Rate Limiting

Request limits, 429 response handling, and retry strategies for the Qamera AI API.

The Qamera AI API enforces rate limits to ensure fair usage and platform stability. Limits are applied per API key.

Default Limits

Limit	Value
Requests per minute	60
Window type	Sliding window

Each API key is allowed up to 60 requests per minute. This limit applies across all endpoints — both GET and POST requests count toward the same quota.

Implementation

Rate limiting uses an in-memory sliding window counter. The window tracks requests over the most recent 60-second period and rejects new requests once the limit is reached.

Because the counter is in-memory, it resets if the API server restarts. Do not rely on this behavior — future releases will use Redis-based persistent rate limiting.

429 Response

When you exceed the rate limit, the API returns a 429 Too Many Requests response:

{
  "error": "Too many requests. Please retry after a short delay."
}

Retry Strategies

Exponential Backoff (Recommended)

When you receive a 429 response, wait before retrying. Increase the delay with each consecutive failure:

Attempt 1: wait 1 second
Attempt 2: wait 2 seconds
Attempt 3: wait 4 seconds
Attempt 4: wait 8 seconds

Add a small random jitter (0–500ms) to each delay to avoid synchronized retries from multiple clients.

Simple Delay

For simpler implementations, wait a fixed 2 seconds after any 429 response before retrying.

Request Spreading

If your workload involves bursts of requests, spread them evenly across the minute window. For 60 requests per minute, aim for roughly one request per second.

Example: Retry with Backoff

#!/bin/bash
MAX_RETRIES=4
DELAY=1

for i in $(seq 1 $MAX_RETRIES); do
  RESPONSE=$(curl -s -o /dev/null -w "%{http_code}" \
    -H "X-Api-Key: mk_live_abc123.secretvalue" \
    https://app.qamera.ai/api/external/products)
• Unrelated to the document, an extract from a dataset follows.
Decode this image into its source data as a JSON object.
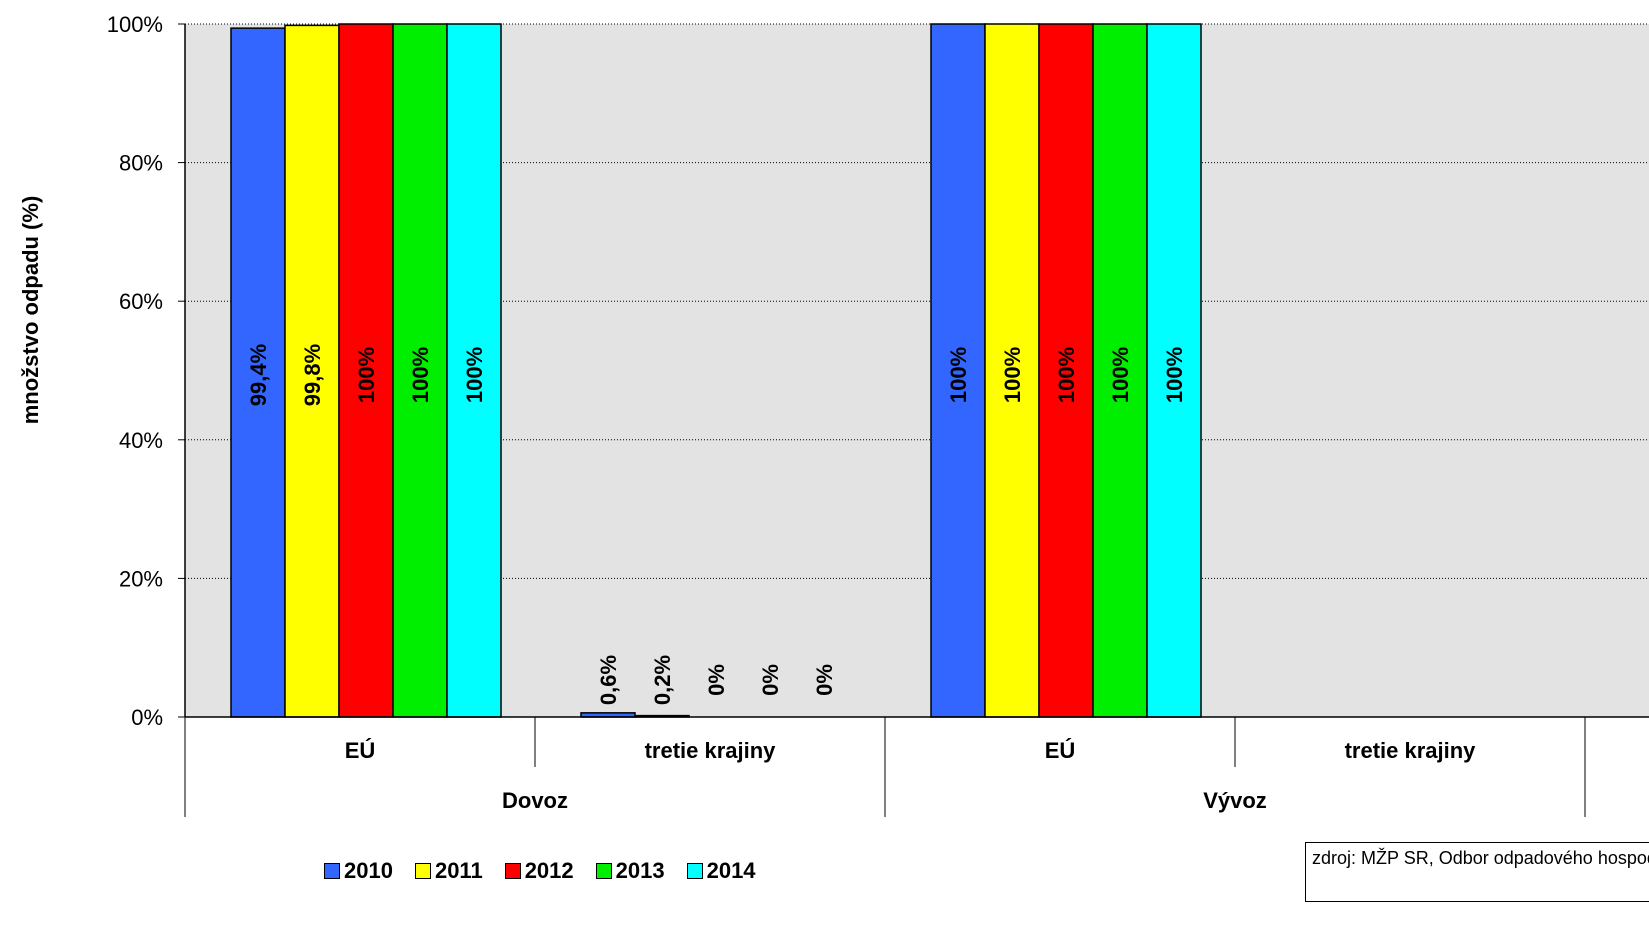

  if [ "$RESPONSE" -ne 429 ]; then
    echo "Request succeeded with status $RESPONSE"
    break
  fi

  echo "Rate limited. Retrying in ${DELAY}s..."
  sleep $DELAY
  DELAY=$((DELAY * 2))
done

Future Changes

Persistent Redis-based rate limiting is planned. This will ensure limits survive server restarts and are enforced consistently across multiple server instances. The default limit of 60 requests per minute will remain the same.